Boubeye Maïga et la présidentielle au Mali Que fera ‘’M. SOLUTION’’ au Nord ?

Boubeye Maïga et la présidentielle au Mali Que fera ‘’M. SOLUTION’’ au Nord ?

I brahim Boubacar Keïta (IBK) a-t-il eu raison de nommer Boubeye Maïga comme son 5e premier ministre, avec comme objectif majeur d’organiser la présidentielle de juillet 2018 ?

A l’évidence, on peut opiner par l’affirmative avec la première sortie de ce dernier à Mopti, sortie au cours de laquelle, coup sur coup il a réaffirmé l’autorité de l’Etat et surtout la date de ce scrutin crucial qui aura lieu le 29 juillet.

D’abord, c’est un séjour qui fut tout sauf mouvementé et regrettable comme celui de Moussa Mara en mai 2014. Même si Mopti n’est pas Kidal, Boubeye Maïga lui aura eu une fortune heureuse que son devancier. Ceci posé, il faut saluer la série de mesures que cet homme affable, mais ferme, a égrené face aux élus locaux : – jalonnement de 4  000 FAMAS (soldats maliens) à Mopti pour sécuriser la région – soutien aux fonctionnaires présents malgré l’insécurité prégnante – transformation de centres d’écoles communautaires en écoles publiques – intégration des écoles coraniques dans le système d’éducation nationale – dialogue et «récupération des Maliens» qui veulent rentrer dans les rangs – traque et neutralisation des bandits armés et terroristes où qu’ils se cachent – aide d’urgence en sécurité alimentaire aux populations de Mopti – rétablissement de l’électricité à la mairie de la localité, par payement de 198 millions de FCFA. Enfin, la grande annonce est la tenue de la présidentielle en juillet 2018. C’est souvent, ce genre de mesures qu’on attend d’un chef de gouvernement, et plus généralement, d’un haut responsable politique, car au moins, on sait où on va.

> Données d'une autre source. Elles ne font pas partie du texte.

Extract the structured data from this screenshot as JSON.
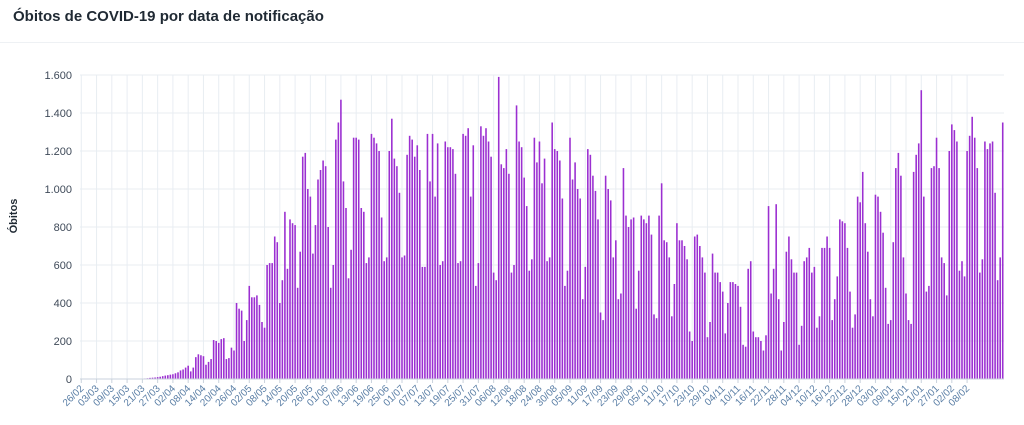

Ce 11 février 2018, Boubeye Maïga a dévoilé un pan de son tableau de bord, en tant que premier ministre, car qu’on le veuille ou non, c’est surtout l’incapacité de ses quatre devanciers à juguler l’insécurité ou plutôt l’absence, d’un plan pour en circonscrire l’avancée, qui a causé leur disgrâce. Théoriquement, Boubeye Maïga a fait un sans-faute, et ce n’est pas pour rien que ces vis-à- vis les élus locaux convaincus, et touché par l’optimisme premier ministériel l’ont vite affublé de M. SOLUTION. M. Solution ?

C’est vite aller en besogne, car si relativement, à Mopti au Centre du Mali, les coups de Jarnac les terroristes mettent à mal, l’existence du pouvoir central, au Nord, comme à Kidal, Gao et Tombouctou, l’Etat malien est quasiment absent, en dépit d’itératives tentatives d’application de l’Accord d’Alger.

Des autorités intérimaires ont été installées au forceps, les militaires maliens et les forces spéciales Barkhane, malgré leur présence, parviennent difficilement à juguler, des actes terroristes, qui ensanglantent chaque semaine les dunes de sable. Alors, affirmer tout de go, que la présidentielle se tiendra le 29 juillet 2018, c’est dire haut ce que stipulent les textes, mais, ce vote pourrat-il se tenir dans le septentrion ? Comment faire pour que les populations du Nord aillent aux urnes, sans que leurs ventres ne soient pas noués par la peur  ? Est-il certain que les écumeurs des sables voient-il d’un bon oeil la tenue d’un tel scrutin ? C’est pourquoi, ses propos assenés par le PM malien devraient être pris avec des pincettes, car certes, ils encouragent, ils montrent qu’il y a une réelle volonté politique de faire du Mali, un pays un et indivisible.

Mais entre ce désir et la réalité, il y a un abysse, pour le moment infranchissable. C’est déjà bon à prendre, même si on attend de voir M. SOLUTION à l’œuvre avant de prononcer un jugement tranché. Six mois, c’est déjà demain, et on sera fixé de toute façon sur les compétences de ce 5e et dernier PM d’IBK I.